Braised Collard Greens

"Oh please! Not collard greens again," I thought looking at the huge floppy leaves sticking out of the CSA bags Jason carried into the kitchen.

When people ask me if there is a fish or a vegetable I don't like, I often have a hard time coming up with an example. But even omnivore like me has some that I simply can't get excited about. Shh -- don't tell anyone, but I am not crazy about tilapia and as far as the veggies go I used hate collard greens. I still haven't found a recipe to convert me into tilapia lover, but collard greens are no longer unwanted guests in my kitchen.

After trying every cooking technique that I've successfully used on collard greens' cousins, swiss chard and kale, and ending up with tasteless tough leaves, I finally threw in a towel and looked up a recipe on epicurious. With Sammy's short naps there was no time to research them in detail, so I sorted them by rating and picked the one that most people were happy with. Well, I am a believer now. Collard greens can be good. All you need is some bacon, apple cider vinegar, brown sugar, and a VERY long cooking time.


1/2 pound sliced bacon, cut crosswise into fourths
3 medium red or yellow onions, chopped coarse (about 3 cups)
1 1/4 cups chicken broth
1/4 cup cider vinegar
2 tablespoons firmly packed dark brown sugar, or to taste
1/2 teaspoon dried hot red pepper flakes, or to taste
4 pounds collard greens (that's about 2 bunches), coarse stems and
ribs discarded and leaves and thin stems washed well, drained, and
chopped coarse

In a deep heavy kettle cook bacon in 2 batches over moderate heat until crisp and transfer to paper towels to drain. Pour off all but about 3 tablespoons drippings and in drippings remaining in kettle cook onions, stirring occasionally, until browned slightly and softened. Transfer onions with a slotted spoon to a bowl.

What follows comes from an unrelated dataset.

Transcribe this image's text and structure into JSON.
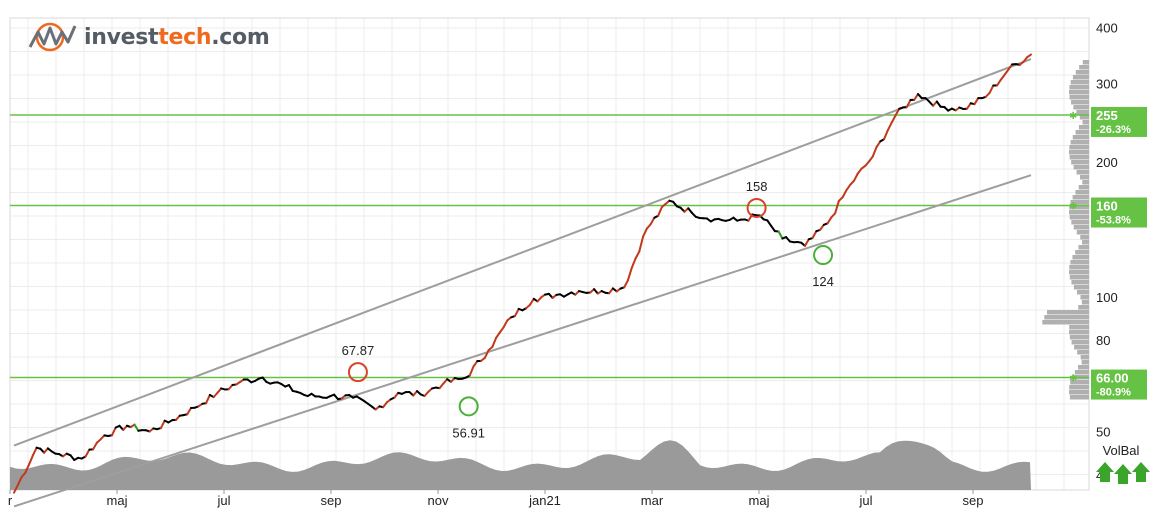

To kettle add broth, vinegar, brown sugar, red pepper flakes, and about half of bacon, stirring until sugar is dissolved. Add about half of collards, tossing until wilted slightly, and add remaining collards, tossing until combined. Simmer collards, covered, 30 minutes. Stir in onions and simmer, covered, 30 minutes more, or until collards are very tender.

Serve collards topped with remaining bacon.